I believe in privacy, and I believe in the need for privacy laws to guarantee privacy. I’ve been calling for serious global privacy laws for two decades:
http://news.bbc.co.uk/2/hi/technology/6994776.stm
Europe has been the continent with the world’s most serious and strict privacy law, but only on paper. It’s been almost a decade since Europe’s landmark privacy law, the GDPR, was passed. It’s fair now to assess its impact. The European Commission is taking a look at certain revisions, mostly irrelevant and mostly in the direction of loosening some of its paperwork provisions. Meanwhile, leading privacy advocates are already warning against weakening the GDPR: https://www.theguardian.com/commentisfree/2025/nov/12/eu-gdpr-data-law-us-tech-giants-digital
I have a lot of experience working with these laws, and I have a clear opinion: the GDPR has failed. It has not met any of its key goals. If you have any doubt, ask yourself the simple question: do I have more or less privacy today than a decade ago? There are many reasons for this failure, but number one is the One Stop Shop Flop.
The European lawmakers passed a strict privacy law, on paper, with massive potential fines (up to 4% of worldwide turnover) for non-compliance, on paper. But then, in a massive blunder, the European lawmakers created a one-stop shop notion, meaning that non-European companies, like Chinese and US Big Tech, could pick any EU country to regulate them. Guess what, they picked Ireland, their longstanding tax haven, as their regulatory haven too. Before this law, all 28 European countries could enforce privacy laws against Big Tech. After this law, only Ireland. Hallelujah for American and Chinese Big Tech…
But let’s keep things simple. A law with no enforcement will not be respected. A law that is “enforced” by a small regulator, based in a small country, with a small staff, in a country that makes its money by being a tax haven to American and Chinese big tech…was tasked with enforcing this law on behalf of 450 million citizens of the EU?... I’m hardly the only person to criticize this farce: https://noyb.eu/en/former-meta-lobbyist-named-dpc-commissioner-meta-now-officially-regulates-itself
I love to take early morning walks in a park near my home. Every morning I see the same spectacle: a few adorable dogs chase the local squirrels. The dogs bark and wag their tails, the squirrels scamper and scurry, and the humans chuckle. It’s fun for all, because everyone knows…the dogs will never catch a squirrel. And indeed, no one in the “lead” privacy regulator for Europe, in Ireland, has ever caught a Big Tech squirrel, and never will. The Irish regulator has never imposed the fines that the European lawmakers envisaged.
Meanwhile, the European Commission proposes to fix this iconic privacy law…not by asking why this key law has failed, but by suggesting its paperwork documentation obligations could be streamlined.
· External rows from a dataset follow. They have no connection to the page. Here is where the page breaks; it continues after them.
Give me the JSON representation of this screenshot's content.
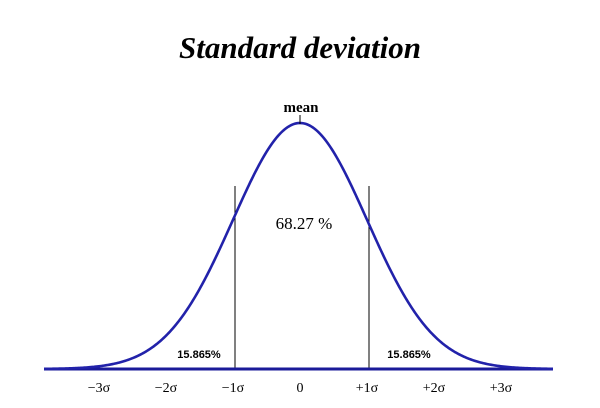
{
  "title": "Standard deviation",
  "mean_label": "mean",
  "center_percent_label": "68.27 %",
  "tail_left_label": "15.865%",
  "tail_right_label": "15.865%",
  "colors": {
    "curve": "#2222aa",
    "baseline": "#1a1a99",
    "text": "#000000",
    "guide_lines": "#000000"
  },
  "chart_data": {
    "type": "line",
    "title": "Standard deviation",
    "distribution": "normal",
    "mean": 0,
    "std": 1,
    "xlim": [
      -3.6,
      3.6
    ],
    "ticks": [
      {
        "value": -3,
        "label": "−3σ"
      },
      {
        "value": -2,
        "label": "−2σ"
      },
      {
        "value": -1,
        "label": "−1σ"
      },
      {
        "value": 0,
        "label": "0"
      },
      {
        "value": 1,
        "label": "+1σ"
      },
      {
        "value": 2,
        "label": "+2σ"
      },
      {
        "value": 3,
        "label": "+3σ"
      }
    ],
    "sigma_lines": [
      -1,
      1
    ],
    "annotations": [
      {
        "text": "mean",
        "at": 0
      },
      {
        "text": "68.27 %",
        "region": [
          -1,
          1
        ]
      },
      {
        "text": "15.865%",
        "region": "left-tail"
      },
      {
        "text": "15.865%",
        "region": "right-tail"
      }
    ],
    "grid": false,
    "legend": "none"
  }
}
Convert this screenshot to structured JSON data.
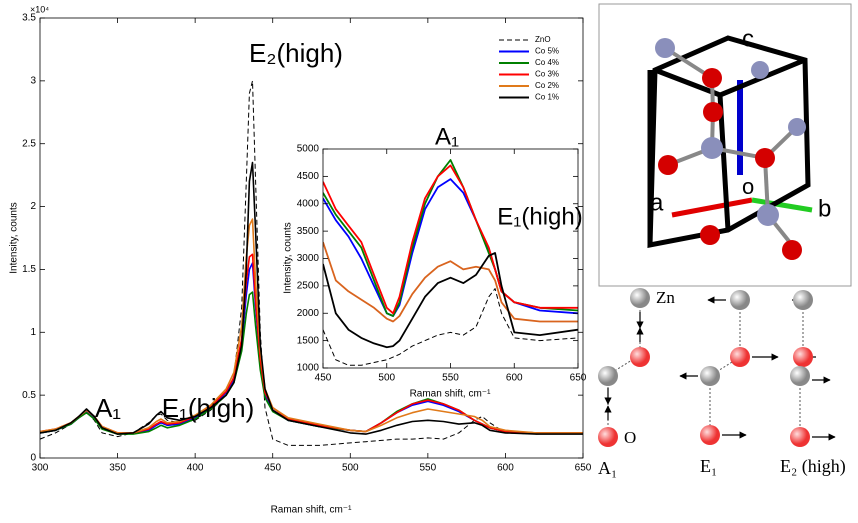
{
  "chart_data": [
    {
      "type": "line",
      "xlabel": "Raman shift, cm⁻¹",
      "ylabel": "Intensity, counts",
      "exponent_label": "×10⁴",
      "annotations": [
        "E₂(high)",
        "A₁",
        "E₁(high)"
      ],
      "xlim": [
        300,
        650
      ],
      "xticks": [
        300,
        350,
        400,
        450,
        500,
        550,
        600,
        650
      ],
      "ylim": [
        0,
        3.5
      ],
      "yticks": [
        0,
        0.5,
        1,
        1.5,
        2,
        2.5,
        3,
        3.5
      ],
      "legend": "upper right",
      "x": [
        300,
        310,
        320,
        325,
        330,
        335,
        340,
        350,
        360,
        370,
        375,
        378,
        382,
        390,
        400,
        410,
        420,
        425,
        430,
        433,
        435,
        437,
        439,
        442,
        445,
        450,
        460,
        480,
        500,
        510,
        520,
        530,
        540,
        550,
        560,
        570,
        580,
        585,
        590,
        600,
        620,
        650
      ],
      "series": [
        {
          "name": "ZnO",
          "color": "#000000",
          "dashed": true,
          "values": [
            0.15,
            0.2,
            0.27,
            0.32,
            0.37,
            0.3,
            0.2,
            0.17,
            0.2,
            0.28,
            0.34,
            0.35,
            0.3,
            0.28,
            0.3,
            0.38,
            0.5,
            0.65,
            1.2,
            2.2,
            2.9,
            3.0,
            2.2,
            1.0,
            0.4,
            0.15,
            0.1,
            0.1,
            0.12,
            0.13,
            0.14,
            0.15,
            0.15,
            0.16,
            0.15,
            0.2,
            0.3,
            0.33,
            0.28,
            0.2,
            0.19,
            0.2
          ]
        },
        {
          "name": "Co 5%",
          "color": "#0000ff",
          "values": [
            0.2,
            0.22,
            0.27,
            0.32,
            0.37,
            0.32,
            0.24,
            0.2,
            0.2,
            0.22,
            0.26,
            0.28,
            0.26,
            0.27,
            0.32,
            0.4,
            0.52,
            0.62,
            0.9,
            1.3,
            1.5,
            1.55,
            1.2,
            0.75,
            0.5,
            0.38,
            0.3,
            0.25,
            0.22,
            0.21,
            0.28,
            0.36,
            0.42,
            0.45,
            0.42,
            0.37,
            0.3,
            0.27,
            0.24,
            0.21,
            0.2,
            0.2
          ]
        },
        {
          "name": "Co 4%",
          "color": "#008000",
          "values": [
            0.2,
            0.22,
            0.27,
            0.32,
            0.36,
            0.31,
            0.23,
            0.19,
            0.19,
            0.21,
            0.24,
            0.26,
            0.24,
            0.26,
            0.31,
            0.39,
            0.5,
            0.6,
            0.85,
            1.15,
            1.3,
            1.32,
            1.05,
            0.7,
            0.48,
            0.37,
            0.3,
            0.25,
            0.22,
            0.21,
            0.28,
            0.37,
            0.43,
            0.47,
            0.43,
            0.38,
            0.3,
            0.27,
            0.24,
            0.21,
            0.2,
            0.2
          ]
        },
        {
          "name": "Co 3%",
          "color": "#ff0000",
          "values": [
            0.21,
            0.23,
            0.28,
            0.33,
            0.38,
            0.33,
            0.25,
            0.2,
            0.2,
            0.23,
            0.27,
            0.29,
            0.27,
            0.28,
            0.33,
            0.41,
            0.53,
            0.64,
            0.95,
            1.4,
            1.6,
            1.62,
            1.25,
            0.78,
            0.52,
            0.4,
            0.31,
            0.26,
            0.22,
            0.21,
            0.28,
            0.36,
            0.43,
            0.46,
            0.43,
            0.38,
            0.3,
            0.27,
            0.24,
            0.21,
            0.2,
            0.2
          ]
        },
        {
          "name": "Co 2%",
          "color": "#e07a1a",
          "values": [
            0.21,
            0.23,
            0.28,
            0.33,
            0.38,
            0.33,
            0.25,
            0.2,
            0.2,
            0.24,
            0.29,
            0.31,
            0.28,
            0.29,
            0.34,
            0.42,
            0.55,
            0.68,
            1.05,
            1.6,
            1.85,
            1.9,
            1.4,
            0.85,
            0.55,
            0.4,
            0.32,
            0.27,
            0.22,
            0.21,
            0.26,
            0.32,
            0.36,
            0.39,
            0.37,
            0.35,
            0.33,
            0.3,
            0.25,
            0.22,
            0.2,
            0.2
          ]
        },
        {
          "name": "Co 1%",
          "color": "#000000",
          "values": [
            0.2,
            0.22,
            0.28,
            0.33,
            0.39,
            0.33,
            0.24,
            0.19,
            0.2,
            0.27,
            0.34,
            0.37,
            0.32,
            0.3,
            0.33,
            0.4,
            0.5,
            0.6,
            0.9,
            1.5,
            2.2,
            2.35,
            1.8,
            0.9,
            0.55,
            0.38,
            0.3,
            0.25,
            0.2,
            0.19,
            0.22,
            0.26,
            0.29,
            0.3,
            0.29,
            0.27,
            0.28,
            0.26,
            0.22,
            0.2,
            0.19,
            0.19
          ]
        }
      ]
    },
    {
      "type": "line",
      "xlabel": "Raman shift, cm⁻¹",
      "ylabel": "Intensity, counts",
      "annotations": [
        "A₁",
        "E₁(high)"
      ],
      "xlim": [
        450,
        650
      ],
      "xticks": [
        450,
        500,
        550,
        600,
        650
      ],
      "ylim": [
        1000,
        5000
      ],
      "yticks": [
        1000,
        1500,
        2000,
        2500,
        3000,
        3500,
        4000,
        4500,
        5000
      ],
      "x": [
        450,
        460,
        470,
        480,
        490,
        500,
        505,
        510,
        520,
        530,
        540,
        550,
        560,
        570,
        580,
        585,
        590,
        600,
        620,
        650
      ],
      "series": [
        {
          "color": "#000000",
          "dashed": true,
          "values": [
            1700,
            1150,
            1050,
            1050,
            1100,
            1150,
            1200,
            1250,
            1400,
            1500,
            1600,
            1650,
            1600,
            1750,
            2300,
            2450,
            2000,
            1550,
            1500,
            1550
          ]
        },
        {
          "color": "#0000ff",
          "values": [
            4100,
            3700,
            3400,
            3000,
            2500,
            2000,
            1950,
            2150,
            3100,
            3900,
            4300,
            4450,
            4200,
            3700,
            3150,
            2800,
            2400,
            2200,
            2050,
            2000
          ]
        },
        {
          "color": "#008000",
          "values": [
            4200,
            3800,
            3500,
            3200,
            2600,
            2000,
            1950,
            2200,
            3200,
            4000,
            4500,
            4800,
            4300,
            3700,
            3100,
            2800,
            2400,
            2200,
            2100,
            2050
          ]
        },
        {
          "color": "#ff0000",
          "values": [
            4400,
            3900,
            3600,
            3300,
            2700,
            2100,
            2000,
            2300,
            3300,
            4100,
            4500,
            4700,
            4300,
            3700,
            3200,
            2800,
            2400,
            2200,
            2100,
            2100
          ]
        },
        {
          "color": "#d9641e",
          "values": [
            3300,
            2600,
            2400,
            2250,
            2100,
            1900,
            1850,
            1950,
            2350,
            2650,
            2850,
            2950,
            2800,
            2850,
            2800,
            2600,
            2200,
            1900,
            1850,
            1850
          ]
        },
        {
          "color": "#000000",
          "values": [
            2900,
            2000,
            1700,
            1550,
            1450,
            1380,
            1400,
            1500,
            1900,
            2300,
            2550,
            2650,
            2550,
            2700,
            3050,
            3100,
            2500,
            1650,
            1600,
            1700
          ]
        }
      ]
    }
  ],
  "diagram": {
    "axes": [
      "c",
      "a",
      "b",
      "o"
    ],
    "atoms": [
      "Zn",
      "O"
    ],
    "modes": [
      "A₁",
      "E₁",
      "E₂ (high)"
    ]
  }
}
Meanwhile, the one stop shop flop continues, and the Big Tech squirrels are not worried about any privacy law enforcement. The losers, of course, are the 450 million Europeans who were promised a strict privacy law.
The lesson for the future, in particular for AI, is clear. You can pass laws (as Europe already has done in its AI Act), but a law with no enforcement won’t be respected. Ask the squirrels.